Pipeline(steps=[('scaler', MinMaxScaler()), ('regressor', Lasso(alpha=0.001))])

In [109]:
import pickle
pickle.dump(new_mod,open('/home/bradley/baseball/2020_era_model.pkl','wb'))

We print out the best parameters found using grid search and the associated cross-validation score

In [178]:
print('Best Parameters: ' , model.best_params_)
print('\n')
print('Best Score: ' ,  -1*model.best_score_)
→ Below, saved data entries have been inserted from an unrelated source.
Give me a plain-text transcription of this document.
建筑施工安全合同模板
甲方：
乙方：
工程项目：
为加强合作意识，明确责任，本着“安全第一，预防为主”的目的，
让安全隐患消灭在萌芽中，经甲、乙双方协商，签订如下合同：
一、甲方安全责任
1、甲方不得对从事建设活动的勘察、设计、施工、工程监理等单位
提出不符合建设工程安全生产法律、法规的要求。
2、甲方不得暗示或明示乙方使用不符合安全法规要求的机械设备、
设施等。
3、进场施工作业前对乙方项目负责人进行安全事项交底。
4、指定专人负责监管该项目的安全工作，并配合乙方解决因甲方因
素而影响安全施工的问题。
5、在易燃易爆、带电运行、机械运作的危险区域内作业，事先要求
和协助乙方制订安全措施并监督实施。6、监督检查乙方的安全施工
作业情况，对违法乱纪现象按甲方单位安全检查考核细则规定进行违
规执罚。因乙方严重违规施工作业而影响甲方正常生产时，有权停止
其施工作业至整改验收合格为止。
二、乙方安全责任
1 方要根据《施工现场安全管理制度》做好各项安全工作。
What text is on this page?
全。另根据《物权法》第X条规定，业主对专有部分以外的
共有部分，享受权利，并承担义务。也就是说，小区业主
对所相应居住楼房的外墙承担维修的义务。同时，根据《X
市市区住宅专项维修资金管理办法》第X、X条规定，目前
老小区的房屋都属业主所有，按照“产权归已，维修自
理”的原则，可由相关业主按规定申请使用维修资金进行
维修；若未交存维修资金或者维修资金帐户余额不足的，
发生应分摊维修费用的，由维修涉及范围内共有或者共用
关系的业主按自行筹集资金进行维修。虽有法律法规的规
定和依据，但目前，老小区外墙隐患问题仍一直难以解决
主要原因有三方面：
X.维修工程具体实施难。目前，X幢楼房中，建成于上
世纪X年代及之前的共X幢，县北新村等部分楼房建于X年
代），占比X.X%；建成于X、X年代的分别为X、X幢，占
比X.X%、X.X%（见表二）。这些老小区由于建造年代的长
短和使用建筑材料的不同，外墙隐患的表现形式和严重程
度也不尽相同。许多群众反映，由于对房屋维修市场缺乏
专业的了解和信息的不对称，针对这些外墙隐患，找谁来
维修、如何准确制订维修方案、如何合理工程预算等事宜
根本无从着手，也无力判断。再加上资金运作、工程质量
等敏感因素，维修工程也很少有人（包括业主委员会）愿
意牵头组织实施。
Best Parameters:  {'regressor__gamma': 0.054222289156951285, 'regressor__learning_rate': 0.1265594794016572, 'regressor__max_depth': 1, 'regressor__min_child_weight': 6, 'regressor__n_estimators': 54, 'regressor__reg_alpha': 5.450584170340279, 'regressor__reg_lambda': 0.0025626051810866794}


Best Score:  0.5935192649521416


We find XGBoost slightly outperforms the more basic linear regression algorithms (.567 vs .576 mean absolute error)

Finally, lets look at the coefficients of our model to see which stats most strongly influence its prediction. We will do this for our Lasso regression model as it is more straightforward than for the XGBoost model.

In [310]:
regressor=Lasso(alpha=.1)
pipeline=Pipeline([('scaler',scaler),('regressor',regressor)])
pipeline.fit(X,y)

Pipeline(steps=[('scaler', StandardScaler()), ('regressor', Lasso(alpha=0.1))])

In [104]:
regressor.fit(X,y)

ElasticNet(alpha=0.3, l1_ratio=0.05)

In [105]:
np.sort(np.abs(pipeline.named_steps['regressor'].coef_))

array([0.        , 0.        , 0.        , 0.        , 0.        ,
       0.        , 0.        , 0.        , 0.        , 0.        ,
       0.        , 0.        , 0.        , 0.        , 0.        ,
       0.        , 0.        , 0.        , 0.        , 0.        ,
       0.0001734 , 0.00037407, 0.00080843, 0.00219456, 0.00496123,
       0.00525599, 0.00631908, 0.00963527, 0.0100982 , 0.01074162,
       0.01291765, 0.01510334, 0.01572174, 0.01685014, 0.01921802,
       0.02119584, 0.03183776])

Our top four coefficents are .239, .116, .076, and .073. Lets see which stats these correspond to

In [106]:
most=np.argsort(np.abs(pipeline.named_steps['regressor'].coef_))[-4:]

for i in reversed([statsrel[features].columns[i] for i in most]):
    print(i)

K%
Soft%
LD%
Oppo%


Given our correlation analysis above and the success of xFIP and SIERA it is unsurprising that K% and K/BB are among the strongest predictors of future performance. Interestingly, a  O-Contact% (the rate at which a batter makes contact on pitches outside the strike zone against a given pitcher) has a higher coefficient than we we would expect.